The advent of Cloud computing with high performance networks and access to remote HPCs is providing new solutions to this problem. One company that is creating these new solutions is Autodesk. As part of their initiatives for the use of Cloud and remote/distributed computing, Autodesk is developing new ways to deliver simulation and analysis via the Cloud and HPCs.

Autodesk’s Cloud-based S&A programs include Project Cumulus and Inventor Optimization. For these programs, Autodesk is building into their products (e.g., Inventor) the ability for designers and engineers to automatically launch simulations and perform analyses and design optimization using HPC facilities in the Cloud. They are simplifying the actions a user must perform to execute an analysis and get the results. Figure 1 illustrates how Autodesk is delivering these new capabilities.

In this example the user does a onetime login to access the Cloud. After that, he or she simply requests that a simulation be performed. Autodesk’s software automatically acquires all the appropriate geometry and simulation inputs (boundary conditions, limits, etc.) and then transfers that information across the Cloud to the pre-defined HPC. That HPC may be a public site or a private site. The software at the HPC then performs the meshing, executes the necessary solvers, runs the appropriate post processor, and then returns the results to the user.
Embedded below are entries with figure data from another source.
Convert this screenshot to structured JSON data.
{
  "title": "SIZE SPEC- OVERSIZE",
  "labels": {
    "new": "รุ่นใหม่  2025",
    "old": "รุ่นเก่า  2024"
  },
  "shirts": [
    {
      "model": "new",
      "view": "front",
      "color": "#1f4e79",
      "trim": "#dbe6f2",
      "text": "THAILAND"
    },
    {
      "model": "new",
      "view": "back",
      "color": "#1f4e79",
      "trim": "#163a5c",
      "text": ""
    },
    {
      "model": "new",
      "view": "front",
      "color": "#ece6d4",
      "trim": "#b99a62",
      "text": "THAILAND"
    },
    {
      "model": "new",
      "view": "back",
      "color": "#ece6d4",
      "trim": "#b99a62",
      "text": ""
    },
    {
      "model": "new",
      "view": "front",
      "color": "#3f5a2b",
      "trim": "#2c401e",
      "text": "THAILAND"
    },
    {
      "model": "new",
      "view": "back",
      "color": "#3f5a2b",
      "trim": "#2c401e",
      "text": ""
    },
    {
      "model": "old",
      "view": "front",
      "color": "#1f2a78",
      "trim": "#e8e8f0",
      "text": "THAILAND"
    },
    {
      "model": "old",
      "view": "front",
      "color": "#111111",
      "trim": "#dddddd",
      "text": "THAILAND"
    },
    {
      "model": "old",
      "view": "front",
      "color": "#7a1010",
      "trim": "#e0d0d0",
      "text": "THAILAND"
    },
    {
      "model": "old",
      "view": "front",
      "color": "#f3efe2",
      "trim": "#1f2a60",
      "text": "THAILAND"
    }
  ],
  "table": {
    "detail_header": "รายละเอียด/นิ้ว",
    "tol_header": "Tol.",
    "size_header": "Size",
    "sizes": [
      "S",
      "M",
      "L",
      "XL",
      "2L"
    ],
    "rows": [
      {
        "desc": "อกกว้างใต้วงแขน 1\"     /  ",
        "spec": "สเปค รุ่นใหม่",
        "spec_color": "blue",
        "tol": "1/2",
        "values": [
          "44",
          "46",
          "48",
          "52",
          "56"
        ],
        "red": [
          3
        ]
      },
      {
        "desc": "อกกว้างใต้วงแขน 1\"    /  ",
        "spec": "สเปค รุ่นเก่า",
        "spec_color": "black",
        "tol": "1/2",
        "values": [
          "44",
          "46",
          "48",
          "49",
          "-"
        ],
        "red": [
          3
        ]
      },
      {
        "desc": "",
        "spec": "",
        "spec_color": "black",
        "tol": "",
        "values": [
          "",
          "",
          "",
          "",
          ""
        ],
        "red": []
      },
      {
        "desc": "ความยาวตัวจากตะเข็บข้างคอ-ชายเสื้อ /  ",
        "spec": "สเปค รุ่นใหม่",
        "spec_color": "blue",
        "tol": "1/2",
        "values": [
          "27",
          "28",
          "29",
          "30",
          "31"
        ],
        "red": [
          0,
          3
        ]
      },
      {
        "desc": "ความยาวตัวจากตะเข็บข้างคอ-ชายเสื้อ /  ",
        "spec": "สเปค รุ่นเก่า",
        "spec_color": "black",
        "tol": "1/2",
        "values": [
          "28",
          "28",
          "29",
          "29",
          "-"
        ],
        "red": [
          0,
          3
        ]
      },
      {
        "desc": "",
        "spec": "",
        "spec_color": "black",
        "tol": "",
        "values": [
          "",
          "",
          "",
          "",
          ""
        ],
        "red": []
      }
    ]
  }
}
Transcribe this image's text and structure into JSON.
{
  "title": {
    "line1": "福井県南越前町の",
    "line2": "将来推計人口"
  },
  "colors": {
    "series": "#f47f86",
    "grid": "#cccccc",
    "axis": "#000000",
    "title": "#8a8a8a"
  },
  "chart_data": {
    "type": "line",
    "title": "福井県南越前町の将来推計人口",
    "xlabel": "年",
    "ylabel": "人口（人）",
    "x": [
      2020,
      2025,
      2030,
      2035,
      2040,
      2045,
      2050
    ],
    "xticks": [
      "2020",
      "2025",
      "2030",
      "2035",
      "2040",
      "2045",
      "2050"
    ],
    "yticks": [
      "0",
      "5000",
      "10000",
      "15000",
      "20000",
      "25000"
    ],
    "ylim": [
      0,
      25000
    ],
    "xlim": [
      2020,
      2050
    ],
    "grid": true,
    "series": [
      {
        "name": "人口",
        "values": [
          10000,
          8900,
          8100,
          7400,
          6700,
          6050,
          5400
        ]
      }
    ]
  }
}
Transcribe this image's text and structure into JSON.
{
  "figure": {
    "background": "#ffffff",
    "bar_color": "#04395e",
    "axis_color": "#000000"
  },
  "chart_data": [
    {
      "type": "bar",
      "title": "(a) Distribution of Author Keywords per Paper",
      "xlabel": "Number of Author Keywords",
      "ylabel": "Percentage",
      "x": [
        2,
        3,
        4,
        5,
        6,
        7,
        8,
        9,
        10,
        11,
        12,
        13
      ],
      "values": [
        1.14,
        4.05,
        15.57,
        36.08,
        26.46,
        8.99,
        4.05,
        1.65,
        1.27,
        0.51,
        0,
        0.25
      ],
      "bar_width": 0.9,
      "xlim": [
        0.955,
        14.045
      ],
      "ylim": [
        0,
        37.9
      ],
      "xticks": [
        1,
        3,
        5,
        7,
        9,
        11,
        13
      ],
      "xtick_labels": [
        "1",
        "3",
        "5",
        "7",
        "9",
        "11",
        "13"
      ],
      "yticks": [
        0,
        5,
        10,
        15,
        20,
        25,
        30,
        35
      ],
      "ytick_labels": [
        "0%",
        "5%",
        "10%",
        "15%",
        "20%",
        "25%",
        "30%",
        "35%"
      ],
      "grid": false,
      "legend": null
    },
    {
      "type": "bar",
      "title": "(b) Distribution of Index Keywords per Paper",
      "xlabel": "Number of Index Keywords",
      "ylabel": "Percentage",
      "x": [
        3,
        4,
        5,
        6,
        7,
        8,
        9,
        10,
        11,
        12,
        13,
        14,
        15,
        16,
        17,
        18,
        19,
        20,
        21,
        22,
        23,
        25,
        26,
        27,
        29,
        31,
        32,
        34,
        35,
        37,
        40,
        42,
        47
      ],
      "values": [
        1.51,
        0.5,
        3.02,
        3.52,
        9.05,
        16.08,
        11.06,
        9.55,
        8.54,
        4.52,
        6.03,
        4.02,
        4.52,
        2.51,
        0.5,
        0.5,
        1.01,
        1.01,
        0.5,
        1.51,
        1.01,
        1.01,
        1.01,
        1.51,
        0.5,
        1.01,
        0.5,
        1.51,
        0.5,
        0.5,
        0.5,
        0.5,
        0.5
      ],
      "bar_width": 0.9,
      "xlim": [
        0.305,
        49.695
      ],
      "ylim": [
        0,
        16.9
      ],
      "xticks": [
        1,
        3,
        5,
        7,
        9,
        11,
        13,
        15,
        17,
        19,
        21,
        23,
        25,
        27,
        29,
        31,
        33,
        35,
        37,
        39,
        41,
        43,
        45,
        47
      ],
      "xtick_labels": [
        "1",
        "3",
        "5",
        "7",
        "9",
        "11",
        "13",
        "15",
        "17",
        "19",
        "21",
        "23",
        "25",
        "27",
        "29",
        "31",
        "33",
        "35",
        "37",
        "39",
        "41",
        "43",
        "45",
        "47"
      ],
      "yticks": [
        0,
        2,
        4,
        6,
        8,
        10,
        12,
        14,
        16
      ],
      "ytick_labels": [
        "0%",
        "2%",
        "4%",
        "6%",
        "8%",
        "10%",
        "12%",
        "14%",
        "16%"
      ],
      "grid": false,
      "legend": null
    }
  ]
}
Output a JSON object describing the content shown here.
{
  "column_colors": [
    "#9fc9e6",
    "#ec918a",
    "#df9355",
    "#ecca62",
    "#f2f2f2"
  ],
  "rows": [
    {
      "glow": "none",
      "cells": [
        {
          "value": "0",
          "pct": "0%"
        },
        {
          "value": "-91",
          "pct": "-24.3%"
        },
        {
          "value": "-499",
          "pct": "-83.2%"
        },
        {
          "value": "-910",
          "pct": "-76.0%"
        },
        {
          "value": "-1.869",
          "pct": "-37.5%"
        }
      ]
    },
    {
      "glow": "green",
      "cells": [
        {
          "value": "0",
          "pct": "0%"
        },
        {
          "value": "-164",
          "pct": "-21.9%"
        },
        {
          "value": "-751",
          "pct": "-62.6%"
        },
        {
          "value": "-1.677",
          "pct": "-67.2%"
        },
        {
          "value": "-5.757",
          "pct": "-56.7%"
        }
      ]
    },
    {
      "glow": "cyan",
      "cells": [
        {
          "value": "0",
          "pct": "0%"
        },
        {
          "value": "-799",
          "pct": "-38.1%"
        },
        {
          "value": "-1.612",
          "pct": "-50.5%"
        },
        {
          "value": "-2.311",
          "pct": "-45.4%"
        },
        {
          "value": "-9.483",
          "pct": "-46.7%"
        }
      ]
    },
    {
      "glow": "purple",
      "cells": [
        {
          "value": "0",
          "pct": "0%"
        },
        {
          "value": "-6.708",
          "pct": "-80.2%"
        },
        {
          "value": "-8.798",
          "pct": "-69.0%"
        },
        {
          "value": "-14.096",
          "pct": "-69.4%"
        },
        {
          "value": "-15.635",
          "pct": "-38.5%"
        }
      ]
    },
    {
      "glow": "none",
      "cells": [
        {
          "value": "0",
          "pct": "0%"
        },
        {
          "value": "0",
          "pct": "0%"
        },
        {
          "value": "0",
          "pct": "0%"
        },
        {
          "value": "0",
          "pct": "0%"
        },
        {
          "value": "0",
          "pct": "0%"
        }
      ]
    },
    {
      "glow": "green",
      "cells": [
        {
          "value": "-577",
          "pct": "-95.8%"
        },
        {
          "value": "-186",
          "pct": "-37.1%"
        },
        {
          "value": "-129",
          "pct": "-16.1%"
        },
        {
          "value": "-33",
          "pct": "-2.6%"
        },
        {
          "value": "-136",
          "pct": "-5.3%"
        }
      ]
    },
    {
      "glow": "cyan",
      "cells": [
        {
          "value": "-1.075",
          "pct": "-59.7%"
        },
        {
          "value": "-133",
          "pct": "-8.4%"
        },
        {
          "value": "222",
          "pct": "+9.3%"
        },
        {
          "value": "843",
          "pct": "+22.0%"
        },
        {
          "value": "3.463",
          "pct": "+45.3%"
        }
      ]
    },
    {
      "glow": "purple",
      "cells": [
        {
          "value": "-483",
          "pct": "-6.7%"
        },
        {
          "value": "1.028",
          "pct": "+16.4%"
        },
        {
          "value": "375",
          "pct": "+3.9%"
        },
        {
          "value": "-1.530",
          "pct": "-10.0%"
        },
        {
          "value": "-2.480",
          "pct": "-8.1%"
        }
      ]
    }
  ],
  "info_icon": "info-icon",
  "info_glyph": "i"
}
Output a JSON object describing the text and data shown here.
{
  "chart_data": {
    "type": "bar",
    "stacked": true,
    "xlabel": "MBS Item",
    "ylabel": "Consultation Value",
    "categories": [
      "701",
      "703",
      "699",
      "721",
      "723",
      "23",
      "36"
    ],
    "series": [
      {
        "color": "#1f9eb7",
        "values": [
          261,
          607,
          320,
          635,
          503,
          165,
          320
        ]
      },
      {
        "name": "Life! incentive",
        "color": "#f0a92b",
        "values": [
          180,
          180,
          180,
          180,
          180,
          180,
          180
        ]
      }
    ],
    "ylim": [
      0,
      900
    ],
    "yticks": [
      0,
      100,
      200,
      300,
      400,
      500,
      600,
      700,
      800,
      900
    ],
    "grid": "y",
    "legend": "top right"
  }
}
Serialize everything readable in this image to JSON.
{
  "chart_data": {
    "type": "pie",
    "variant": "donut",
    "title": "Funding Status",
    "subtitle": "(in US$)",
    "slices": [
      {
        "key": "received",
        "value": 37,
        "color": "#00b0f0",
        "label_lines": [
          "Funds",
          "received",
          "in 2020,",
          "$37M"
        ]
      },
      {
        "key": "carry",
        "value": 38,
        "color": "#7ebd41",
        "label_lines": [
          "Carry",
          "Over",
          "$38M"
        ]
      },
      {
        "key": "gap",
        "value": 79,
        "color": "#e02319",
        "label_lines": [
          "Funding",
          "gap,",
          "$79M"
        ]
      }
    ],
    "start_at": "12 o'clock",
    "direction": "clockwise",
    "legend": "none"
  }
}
commentary autodesk 2010.12.07 1

While the simulation is being executed, the user’s local computing system is available to perform other tasks. There are many benefits of this type of solution:

  • The user continues to be productive on his or her local system.
  • The user does not have to spend time preparing the analysis for execution.
  • The HPC can apply multiple techniques to process the simulation:
  • Use multiple processors,
  • Apply a Grid solution.
  • The user gets the results much faster and can make better design decisions.
  • It enables users to try more design alternatives and to better optimize the design.
  • With the appropriate inputs, design optimization can also be conducted automatically.
  • Multiple users can access the HPC simultaneously.
  • It reduces the cost for acquisition and support of high performance systems by the company—making HPC available to all sizes of companies.

By taking advantage of the Cloud and making HPC available to more designers and engineers, Autodesk is helping its clients be more productive and better able to develop and deliver competitive products.

CIMdata believes that intelligent use of the Cloud and Cloud-based computing resources will help companies in all industries to be able to better develop innovative products. Autodesk is an example of how using the Cloud can make more powerful and comprehensive simulation and analysis more readily available and easier to use for broad new classes of users in companies of all sizes throughout the product development process.